This post by Andrew Sullivan talks about the perversion of our rights that has been perpetrated by the current administration. Of particular interest:
Most Americans are not yet fully aware that this vice-president believes that the executive branch is not subject to domestic or international law, has inherent powers to arrest, detain indefinitely without charges and torture anyone on earth if it so wishes, and can wire-tap Americans without any court oversight for good measure. These are not emergency powers in wartime, but permanent new powers since we are in permanent new state of war.
Sullivan gets to the heart of the matter... a few years too late.
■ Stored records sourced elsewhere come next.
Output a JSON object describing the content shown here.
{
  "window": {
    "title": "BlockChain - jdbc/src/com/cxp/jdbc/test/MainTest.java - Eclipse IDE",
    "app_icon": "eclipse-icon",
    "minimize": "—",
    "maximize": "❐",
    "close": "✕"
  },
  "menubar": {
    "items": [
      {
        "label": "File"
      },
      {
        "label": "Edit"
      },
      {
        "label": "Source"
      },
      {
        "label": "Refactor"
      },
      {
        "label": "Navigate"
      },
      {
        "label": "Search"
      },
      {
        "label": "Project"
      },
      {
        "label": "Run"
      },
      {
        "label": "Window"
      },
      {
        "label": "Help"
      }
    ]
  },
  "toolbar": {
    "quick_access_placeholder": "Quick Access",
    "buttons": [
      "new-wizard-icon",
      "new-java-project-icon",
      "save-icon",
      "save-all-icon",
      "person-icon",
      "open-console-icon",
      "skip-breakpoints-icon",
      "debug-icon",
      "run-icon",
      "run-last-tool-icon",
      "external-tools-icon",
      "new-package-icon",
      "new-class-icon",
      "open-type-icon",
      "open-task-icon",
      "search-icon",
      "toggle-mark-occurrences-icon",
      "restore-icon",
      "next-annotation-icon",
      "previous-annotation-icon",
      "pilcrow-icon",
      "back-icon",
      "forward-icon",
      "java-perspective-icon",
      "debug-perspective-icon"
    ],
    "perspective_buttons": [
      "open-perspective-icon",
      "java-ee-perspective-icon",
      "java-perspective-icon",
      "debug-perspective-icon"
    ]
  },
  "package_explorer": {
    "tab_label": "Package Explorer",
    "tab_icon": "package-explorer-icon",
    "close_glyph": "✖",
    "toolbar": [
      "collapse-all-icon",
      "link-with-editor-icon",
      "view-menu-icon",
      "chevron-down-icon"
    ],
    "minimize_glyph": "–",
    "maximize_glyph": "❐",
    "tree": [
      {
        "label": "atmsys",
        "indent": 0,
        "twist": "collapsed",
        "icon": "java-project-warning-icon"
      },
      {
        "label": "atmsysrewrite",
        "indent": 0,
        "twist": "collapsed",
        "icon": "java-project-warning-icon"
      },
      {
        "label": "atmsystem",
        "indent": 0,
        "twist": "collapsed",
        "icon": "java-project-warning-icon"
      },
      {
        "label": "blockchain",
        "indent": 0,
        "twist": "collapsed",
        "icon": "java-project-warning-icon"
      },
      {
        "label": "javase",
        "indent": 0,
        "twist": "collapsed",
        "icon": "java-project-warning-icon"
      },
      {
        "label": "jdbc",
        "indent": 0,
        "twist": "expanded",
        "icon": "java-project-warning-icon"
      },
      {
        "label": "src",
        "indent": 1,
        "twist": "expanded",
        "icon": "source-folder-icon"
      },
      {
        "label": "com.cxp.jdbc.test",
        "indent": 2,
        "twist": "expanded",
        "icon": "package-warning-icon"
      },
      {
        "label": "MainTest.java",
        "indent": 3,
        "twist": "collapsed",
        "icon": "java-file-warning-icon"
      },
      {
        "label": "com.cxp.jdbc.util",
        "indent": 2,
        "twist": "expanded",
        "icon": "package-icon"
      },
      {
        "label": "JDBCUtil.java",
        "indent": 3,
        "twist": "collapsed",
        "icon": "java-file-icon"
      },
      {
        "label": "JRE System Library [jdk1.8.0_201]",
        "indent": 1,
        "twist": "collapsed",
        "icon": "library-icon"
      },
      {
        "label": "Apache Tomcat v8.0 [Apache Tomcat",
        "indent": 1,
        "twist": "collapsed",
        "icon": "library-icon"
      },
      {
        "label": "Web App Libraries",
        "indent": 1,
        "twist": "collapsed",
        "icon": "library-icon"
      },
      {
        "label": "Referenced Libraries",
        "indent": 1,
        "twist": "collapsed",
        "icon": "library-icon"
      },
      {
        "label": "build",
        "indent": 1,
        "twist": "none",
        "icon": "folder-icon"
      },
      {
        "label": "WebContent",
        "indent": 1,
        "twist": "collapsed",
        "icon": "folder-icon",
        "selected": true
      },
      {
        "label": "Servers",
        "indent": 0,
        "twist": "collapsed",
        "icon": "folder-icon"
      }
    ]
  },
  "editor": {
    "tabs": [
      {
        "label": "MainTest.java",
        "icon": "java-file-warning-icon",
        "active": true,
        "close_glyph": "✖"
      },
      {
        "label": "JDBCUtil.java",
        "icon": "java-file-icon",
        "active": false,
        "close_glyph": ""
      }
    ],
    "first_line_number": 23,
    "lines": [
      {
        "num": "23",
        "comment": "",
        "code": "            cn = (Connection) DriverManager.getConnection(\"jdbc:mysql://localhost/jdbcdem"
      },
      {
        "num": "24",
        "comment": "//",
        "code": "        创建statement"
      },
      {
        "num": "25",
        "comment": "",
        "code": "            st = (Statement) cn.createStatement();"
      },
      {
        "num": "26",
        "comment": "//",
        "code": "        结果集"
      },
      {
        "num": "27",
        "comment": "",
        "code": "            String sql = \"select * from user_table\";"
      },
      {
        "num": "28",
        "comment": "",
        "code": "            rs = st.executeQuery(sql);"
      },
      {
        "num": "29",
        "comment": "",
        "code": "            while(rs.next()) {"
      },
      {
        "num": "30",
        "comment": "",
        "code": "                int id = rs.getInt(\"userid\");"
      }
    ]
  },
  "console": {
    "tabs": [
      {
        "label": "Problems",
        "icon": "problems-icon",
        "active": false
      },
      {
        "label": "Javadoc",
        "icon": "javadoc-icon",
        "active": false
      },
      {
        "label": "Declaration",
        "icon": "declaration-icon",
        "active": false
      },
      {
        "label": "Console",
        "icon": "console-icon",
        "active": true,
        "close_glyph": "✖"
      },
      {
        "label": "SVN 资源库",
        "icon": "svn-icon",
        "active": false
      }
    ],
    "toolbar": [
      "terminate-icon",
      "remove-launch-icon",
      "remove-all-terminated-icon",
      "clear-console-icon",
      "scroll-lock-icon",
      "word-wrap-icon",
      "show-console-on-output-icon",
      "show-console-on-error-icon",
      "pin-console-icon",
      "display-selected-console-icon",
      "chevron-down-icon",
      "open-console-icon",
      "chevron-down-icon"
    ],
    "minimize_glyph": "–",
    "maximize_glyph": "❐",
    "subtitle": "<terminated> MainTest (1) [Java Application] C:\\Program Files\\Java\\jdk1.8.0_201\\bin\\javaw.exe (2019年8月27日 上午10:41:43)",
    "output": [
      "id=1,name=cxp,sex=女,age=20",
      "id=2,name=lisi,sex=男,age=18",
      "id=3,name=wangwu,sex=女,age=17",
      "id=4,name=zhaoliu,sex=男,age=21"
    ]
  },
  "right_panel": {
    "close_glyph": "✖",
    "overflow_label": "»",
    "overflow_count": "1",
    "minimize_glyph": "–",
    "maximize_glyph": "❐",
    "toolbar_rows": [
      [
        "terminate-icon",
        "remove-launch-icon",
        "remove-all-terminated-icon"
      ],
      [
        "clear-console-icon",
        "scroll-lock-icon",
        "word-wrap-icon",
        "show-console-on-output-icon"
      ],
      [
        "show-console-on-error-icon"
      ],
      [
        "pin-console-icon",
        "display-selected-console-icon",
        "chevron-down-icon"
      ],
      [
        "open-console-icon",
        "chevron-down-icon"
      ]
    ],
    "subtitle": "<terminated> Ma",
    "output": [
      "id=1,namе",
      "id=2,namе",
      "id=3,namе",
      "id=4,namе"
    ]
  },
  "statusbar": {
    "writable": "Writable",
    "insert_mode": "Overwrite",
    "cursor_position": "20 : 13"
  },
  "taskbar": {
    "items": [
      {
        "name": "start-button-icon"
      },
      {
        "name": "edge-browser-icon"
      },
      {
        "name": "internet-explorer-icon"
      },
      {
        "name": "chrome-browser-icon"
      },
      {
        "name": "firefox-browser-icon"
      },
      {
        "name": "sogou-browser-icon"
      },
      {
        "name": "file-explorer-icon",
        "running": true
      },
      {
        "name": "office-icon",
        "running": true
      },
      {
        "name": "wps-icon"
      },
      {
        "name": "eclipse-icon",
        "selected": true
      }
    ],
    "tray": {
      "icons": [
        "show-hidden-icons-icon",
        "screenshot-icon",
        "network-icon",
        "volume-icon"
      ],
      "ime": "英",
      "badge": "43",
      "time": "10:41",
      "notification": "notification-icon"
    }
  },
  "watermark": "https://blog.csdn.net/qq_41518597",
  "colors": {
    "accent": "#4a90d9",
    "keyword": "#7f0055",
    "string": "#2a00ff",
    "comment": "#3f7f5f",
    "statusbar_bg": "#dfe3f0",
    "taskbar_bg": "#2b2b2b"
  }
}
In 2002 (read, right after 9/11), Gore Vidal's book Perpetual War for Perpetual Peace exposed the concept of a permanent state of war. Vidal made commentary on the 9/11 incident, but the book clearly reviews the ponderous US history of using perpetual conflict (or fear of conflict) to control the populace and to steadily chip away at our personal freedoms. It is not "new", as Andrew suggests, but carries back 60 years to the end of WWII. Most of the previous leaders, however, did it with far more subtlety than the current administration, as Vidal notes in his essay September 11, 2001 (A Tuesday):
In any case, never before in our long history of undeclared unconstitutional wars have we, the American people, been treated with such impish disdain...
The fact that the violations of our (and other nation's) "inalienable" rights are more overt now than in the past is the predictible result of allowing idealogues who believe they are above the law to operate as such. As tactics that are outside Comsky's famous "boundaries of the permissible" become more frequent, the propensity of the general population to be appalled by them is decreased. In this way, more and more rights are slowly eliminated by an ever-expanding central power structure, which engulfs destroys personal freedom like a mushroom cloud. This has been going on for 60 years, and we still seem to be unable to recognize it for what it is: perpetual war for perpetual peace. We seem surprised by it every time, from Korea and Vietnam ("war on Communism"), to Cuba and Nicauragua ("war on drugs"), to Afghanistan and Iraq ("war on terror").